In the study Keet presented, “after 18 months of therapy with oral immunotherapy, most subjects are desensitized but not truly tolerant,” she cautioned.
The study included 30 children ages 6 to 16 who could tolerate a median of only 100 mg (less than half a teaspoon) of milk at baseline on food challenge.
The entire study group began on sublingual immunotherapy and then were randomized to either continued daily sublingual dosing, escalated to reach 7 mg (about 1/20th of a teaspoon) of a milk extract liquid held in the mouth for a few minutes before swallowing — or to switch to daily oral immunotherapy with a goal of 1,000 mg or 2,000 mg of a nonfat dry milk powder swallowed immediately.
After 15 months of maintenance therapy, eight of the nine oral immunotherapy-group kids who passed the full desensitization food challenge and stopped daily treatments remained tolerant of milk after one week off therapy, as did the one child in the sublingual group who passed the food challenge at 15 months.

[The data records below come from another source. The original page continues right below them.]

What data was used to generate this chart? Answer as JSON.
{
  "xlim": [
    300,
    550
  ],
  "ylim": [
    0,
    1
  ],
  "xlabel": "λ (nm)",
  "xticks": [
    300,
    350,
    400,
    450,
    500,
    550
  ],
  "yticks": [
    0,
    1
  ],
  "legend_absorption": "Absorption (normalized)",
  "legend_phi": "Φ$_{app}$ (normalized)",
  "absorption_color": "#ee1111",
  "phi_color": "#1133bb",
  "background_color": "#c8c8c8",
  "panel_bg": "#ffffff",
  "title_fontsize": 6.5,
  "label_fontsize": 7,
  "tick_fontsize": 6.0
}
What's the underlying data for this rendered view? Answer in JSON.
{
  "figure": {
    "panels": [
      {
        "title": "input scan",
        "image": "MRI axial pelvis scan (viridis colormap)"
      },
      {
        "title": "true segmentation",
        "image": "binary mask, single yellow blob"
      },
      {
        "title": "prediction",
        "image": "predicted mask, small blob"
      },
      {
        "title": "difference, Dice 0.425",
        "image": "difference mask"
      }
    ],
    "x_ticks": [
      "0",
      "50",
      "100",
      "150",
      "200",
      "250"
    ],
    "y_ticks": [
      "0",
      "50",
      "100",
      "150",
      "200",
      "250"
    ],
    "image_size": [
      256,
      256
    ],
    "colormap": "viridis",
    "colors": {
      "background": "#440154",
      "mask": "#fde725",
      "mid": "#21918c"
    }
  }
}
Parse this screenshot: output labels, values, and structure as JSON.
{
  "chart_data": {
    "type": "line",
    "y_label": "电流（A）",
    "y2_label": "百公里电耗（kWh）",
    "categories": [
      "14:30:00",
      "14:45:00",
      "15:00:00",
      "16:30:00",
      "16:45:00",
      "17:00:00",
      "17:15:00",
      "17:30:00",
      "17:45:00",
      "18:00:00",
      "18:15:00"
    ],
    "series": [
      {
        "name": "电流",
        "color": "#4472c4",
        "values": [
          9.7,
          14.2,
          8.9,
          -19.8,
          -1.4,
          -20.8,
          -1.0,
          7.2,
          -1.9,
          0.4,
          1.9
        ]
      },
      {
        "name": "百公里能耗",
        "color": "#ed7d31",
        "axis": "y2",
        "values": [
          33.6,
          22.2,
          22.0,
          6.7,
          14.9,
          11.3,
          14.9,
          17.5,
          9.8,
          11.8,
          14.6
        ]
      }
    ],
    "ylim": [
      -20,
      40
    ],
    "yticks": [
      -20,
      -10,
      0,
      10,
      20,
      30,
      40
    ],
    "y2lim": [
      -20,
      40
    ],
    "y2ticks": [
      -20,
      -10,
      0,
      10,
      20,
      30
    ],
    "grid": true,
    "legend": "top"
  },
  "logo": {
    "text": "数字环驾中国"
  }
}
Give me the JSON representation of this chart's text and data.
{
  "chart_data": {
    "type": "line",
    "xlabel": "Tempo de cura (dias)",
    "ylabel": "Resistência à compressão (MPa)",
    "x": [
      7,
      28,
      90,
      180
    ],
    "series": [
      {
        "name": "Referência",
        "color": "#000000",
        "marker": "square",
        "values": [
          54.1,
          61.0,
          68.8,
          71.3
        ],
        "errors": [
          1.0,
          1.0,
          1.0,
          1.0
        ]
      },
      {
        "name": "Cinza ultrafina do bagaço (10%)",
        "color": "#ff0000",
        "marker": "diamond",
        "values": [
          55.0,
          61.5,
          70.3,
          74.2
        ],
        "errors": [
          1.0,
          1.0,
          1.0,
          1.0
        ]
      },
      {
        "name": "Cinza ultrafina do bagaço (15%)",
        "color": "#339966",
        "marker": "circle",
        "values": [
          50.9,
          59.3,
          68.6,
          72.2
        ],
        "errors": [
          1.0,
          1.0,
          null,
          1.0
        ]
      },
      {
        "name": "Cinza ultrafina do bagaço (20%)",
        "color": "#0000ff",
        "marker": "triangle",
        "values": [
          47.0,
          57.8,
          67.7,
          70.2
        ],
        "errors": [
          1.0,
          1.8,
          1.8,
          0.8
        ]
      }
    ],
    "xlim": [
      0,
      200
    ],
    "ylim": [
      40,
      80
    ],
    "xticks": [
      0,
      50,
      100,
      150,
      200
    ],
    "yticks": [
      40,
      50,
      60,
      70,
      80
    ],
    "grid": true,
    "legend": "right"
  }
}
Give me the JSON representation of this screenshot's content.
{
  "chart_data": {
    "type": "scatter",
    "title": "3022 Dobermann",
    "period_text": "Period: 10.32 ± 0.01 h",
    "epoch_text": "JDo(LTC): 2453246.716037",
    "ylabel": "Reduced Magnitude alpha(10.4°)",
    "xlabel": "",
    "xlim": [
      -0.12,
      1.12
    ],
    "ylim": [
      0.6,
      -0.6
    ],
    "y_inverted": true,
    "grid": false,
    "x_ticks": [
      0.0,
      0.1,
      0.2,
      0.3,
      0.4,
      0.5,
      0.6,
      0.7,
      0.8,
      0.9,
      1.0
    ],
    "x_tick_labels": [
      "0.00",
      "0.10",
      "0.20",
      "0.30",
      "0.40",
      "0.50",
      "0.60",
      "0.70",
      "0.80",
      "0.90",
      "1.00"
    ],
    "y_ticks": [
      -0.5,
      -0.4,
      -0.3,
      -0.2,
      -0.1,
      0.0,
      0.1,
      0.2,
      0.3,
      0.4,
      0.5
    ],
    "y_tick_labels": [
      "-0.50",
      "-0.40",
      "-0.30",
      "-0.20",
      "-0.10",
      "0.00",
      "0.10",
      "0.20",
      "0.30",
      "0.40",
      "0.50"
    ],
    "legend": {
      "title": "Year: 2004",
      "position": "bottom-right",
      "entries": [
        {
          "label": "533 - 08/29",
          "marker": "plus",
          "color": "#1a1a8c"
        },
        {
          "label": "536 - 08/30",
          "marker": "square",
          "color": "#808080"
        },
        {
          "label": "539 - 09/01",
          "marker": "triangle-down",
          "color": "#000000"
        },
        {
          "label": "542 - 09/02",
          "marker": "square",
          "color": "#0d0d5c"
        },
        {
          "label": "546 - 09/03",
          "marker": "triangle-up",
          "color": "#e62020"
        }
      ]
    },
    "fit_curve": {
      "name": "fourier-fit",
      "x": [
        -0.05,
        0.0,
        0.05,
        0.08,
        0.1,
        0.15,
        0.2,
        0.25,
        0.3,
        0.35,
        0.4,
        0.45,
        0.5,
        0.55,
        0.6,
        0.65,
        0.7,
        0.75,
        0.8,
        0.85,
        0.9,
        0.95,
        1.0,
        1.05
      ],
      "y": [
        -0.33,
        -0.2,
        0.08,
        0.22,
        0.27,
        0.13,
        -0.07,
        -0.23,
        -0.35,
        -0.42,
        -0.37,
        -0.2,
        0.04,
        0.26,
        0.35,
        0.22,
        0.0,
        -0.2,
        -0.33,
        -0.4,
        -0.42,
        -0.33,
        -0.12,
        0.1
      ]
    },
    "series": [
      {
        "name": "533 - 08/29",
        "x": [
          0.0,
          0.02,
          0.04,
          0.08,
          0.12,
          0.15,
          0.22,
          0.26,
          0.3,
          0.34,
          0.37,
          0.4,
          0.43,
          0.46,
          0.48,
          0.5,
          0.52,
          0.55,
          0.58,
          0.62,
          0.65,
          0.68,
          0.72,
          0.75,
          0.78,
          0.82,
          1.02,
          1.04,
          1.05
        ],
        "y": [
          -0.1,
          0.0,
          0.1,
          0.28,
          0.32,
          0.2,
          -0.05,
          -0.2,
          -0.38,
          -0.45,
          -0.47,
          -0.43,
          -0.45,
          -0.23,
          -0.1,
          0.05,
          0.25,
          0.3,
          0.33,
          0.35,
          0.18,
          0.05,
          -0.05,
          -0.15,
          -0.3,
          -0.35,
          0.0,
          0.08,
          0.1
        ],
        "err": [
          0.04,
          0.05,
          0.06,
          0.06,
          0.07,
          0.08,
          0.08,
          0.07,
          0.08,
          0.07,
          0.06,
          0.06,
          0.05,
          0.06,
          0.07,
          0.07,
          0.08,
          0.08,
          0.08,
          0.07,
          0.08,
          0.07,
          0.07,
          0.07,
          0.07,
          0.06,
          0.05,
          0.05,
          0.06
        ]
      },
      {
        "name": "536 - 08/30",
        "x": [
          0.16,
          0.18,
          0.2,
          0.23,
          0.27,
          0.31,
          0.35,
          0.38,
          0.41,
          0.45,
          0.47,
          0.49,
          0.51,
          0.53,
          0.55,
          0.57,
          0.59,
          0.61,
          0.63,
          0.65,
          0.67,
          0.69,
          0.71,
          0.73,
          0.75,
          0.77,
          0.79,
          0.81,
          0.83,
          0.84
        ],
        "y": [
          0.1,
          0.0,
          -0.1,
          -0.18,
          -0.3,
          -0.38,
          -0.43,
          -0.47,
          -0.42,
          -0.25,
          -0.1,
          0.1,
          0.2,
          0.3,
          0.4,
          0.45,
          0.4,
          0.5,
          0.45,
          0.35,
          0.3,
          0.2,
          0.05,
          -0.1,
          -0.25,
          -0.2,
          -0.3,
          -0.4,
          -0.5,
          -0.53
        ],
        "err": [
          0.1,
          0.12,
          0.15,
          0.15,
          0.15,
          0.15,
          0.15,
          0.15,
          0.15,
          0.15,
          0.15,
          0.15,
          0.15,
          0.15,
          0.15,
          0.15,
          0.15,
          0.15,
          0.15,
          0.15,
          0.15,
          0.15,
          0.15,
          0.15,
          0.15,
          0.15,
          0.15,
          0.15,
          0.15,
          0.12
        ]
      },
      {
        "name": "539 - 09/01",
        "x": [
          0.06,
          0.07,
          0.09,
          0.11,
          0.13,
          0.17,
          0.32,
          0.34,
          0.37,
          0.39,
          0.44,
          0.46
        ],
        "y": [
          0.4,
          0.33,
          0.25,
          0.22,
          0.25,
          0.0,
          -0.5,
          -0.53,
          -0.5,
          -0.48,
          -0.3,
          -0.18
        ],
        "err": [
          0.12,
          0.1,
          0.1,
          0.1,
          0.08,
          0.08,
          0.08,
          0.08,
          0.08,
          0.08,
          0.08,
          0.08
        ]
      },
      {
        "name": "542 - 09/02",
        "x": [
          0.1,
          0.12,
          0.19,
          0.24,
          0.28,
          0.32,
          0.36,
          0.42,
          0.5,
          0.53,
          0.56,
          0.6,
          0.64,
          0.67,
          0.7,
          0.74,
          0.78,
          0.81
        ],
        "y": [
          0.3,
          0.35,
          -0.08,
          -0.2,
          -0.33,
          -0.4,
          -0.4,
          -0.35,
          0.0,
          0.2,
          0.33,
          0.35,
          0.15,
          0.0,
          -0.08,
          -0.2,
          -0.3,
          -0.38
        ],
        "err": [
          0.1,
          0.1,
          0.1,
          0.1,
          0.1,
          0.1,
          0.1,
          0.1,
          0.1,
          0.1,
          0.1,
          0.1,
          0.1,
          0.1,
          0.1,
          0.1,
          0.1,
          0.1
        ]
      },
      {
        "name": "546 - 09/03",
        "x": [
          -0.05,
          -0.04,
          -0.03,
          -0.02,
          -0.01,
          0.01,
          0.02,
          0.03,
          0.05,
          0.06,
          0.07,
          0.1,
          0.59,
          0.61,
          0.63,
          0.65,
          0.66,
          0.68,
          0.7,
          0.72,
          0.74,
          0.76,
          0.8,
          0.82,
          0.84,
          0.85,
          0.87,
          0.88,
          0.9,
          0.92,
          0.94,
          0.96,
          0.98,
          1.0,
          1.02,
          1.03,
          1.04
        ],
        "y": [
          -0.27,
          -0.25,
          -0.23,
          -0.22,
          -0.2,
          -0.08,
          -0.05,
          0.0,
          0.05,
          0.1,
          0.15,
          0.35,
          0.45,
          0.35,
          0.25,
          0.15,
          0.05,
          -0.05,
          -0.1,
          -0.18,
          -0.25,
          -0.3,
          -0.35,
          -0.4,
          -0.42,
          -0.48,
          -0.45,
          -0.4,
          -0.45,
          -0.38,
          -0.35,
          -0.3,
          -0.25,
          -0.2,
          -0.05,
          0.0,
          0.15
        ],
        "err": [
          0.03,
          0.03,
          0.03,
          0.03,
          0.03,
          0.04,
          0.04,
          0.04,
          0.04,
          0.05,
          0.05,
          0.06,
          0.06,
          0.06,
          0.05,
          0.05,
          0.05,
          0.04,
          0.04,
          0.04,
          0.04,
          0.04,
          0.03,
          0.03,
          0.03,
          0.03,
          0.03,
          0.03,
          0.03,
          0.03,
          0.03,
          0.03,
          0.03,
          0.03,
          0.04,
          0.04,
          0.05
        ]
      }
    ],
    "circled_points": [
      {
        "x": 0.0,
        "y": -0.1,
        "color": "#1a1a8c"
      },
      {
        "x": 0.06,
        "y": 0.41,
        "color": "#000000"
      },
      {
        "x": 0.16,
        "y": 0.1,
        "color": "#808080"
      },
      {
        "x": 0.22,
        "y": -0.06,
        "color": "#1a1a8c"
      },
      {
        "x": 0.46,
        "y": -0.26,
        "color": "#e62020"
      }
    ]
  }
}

After six weeks off maintenance, only five in the oral therapy group and one in the sublingual group continued to be able to drink a glass of milk without reaction (P=0.23).
This suggested most kids wouldn’t be truly tolerant after 15 months at the doses tested, Keet noted.
However, even those who failed the challenges reacted at a higher dose threshold than before, she told the audience. the lowest level tolerated at six weeks off oral immunotherapy was 2,540 mg — far above what even the most tolerant child in the study could handle at baseline.
Immunoglobulins, skin prick testing, and other mechanistic studies affirmed greater response with oral immunotherapy than with sublingual immunotherapy, although without evidence of intrinsic basophil desensitization.
Keet reemphasized, though, that despite the promising results, more study is needed to translate the results to the clinic.
Keet reported having no conflicts of interest to disclose.
Burks reported consulting for McNeil Nutritionals and Novartis; being on an advisory board or expert panel for Nutricia and Dannon co. Probiotics; being a minority stockholder in Allertein and Mast Cell; and recieving research funding from the NIH, Food Allergy Initiative, Food Allergy and Anaphylaxis Network, Food Allergy Project, and the Wallace Research Fund.
Wood reported advisory board and grant relationships with the Food Allergy and Anaphylaxis Network and the NIH.
Sampson reported being a shareholder with Herbal Springs and consultant with Genentech.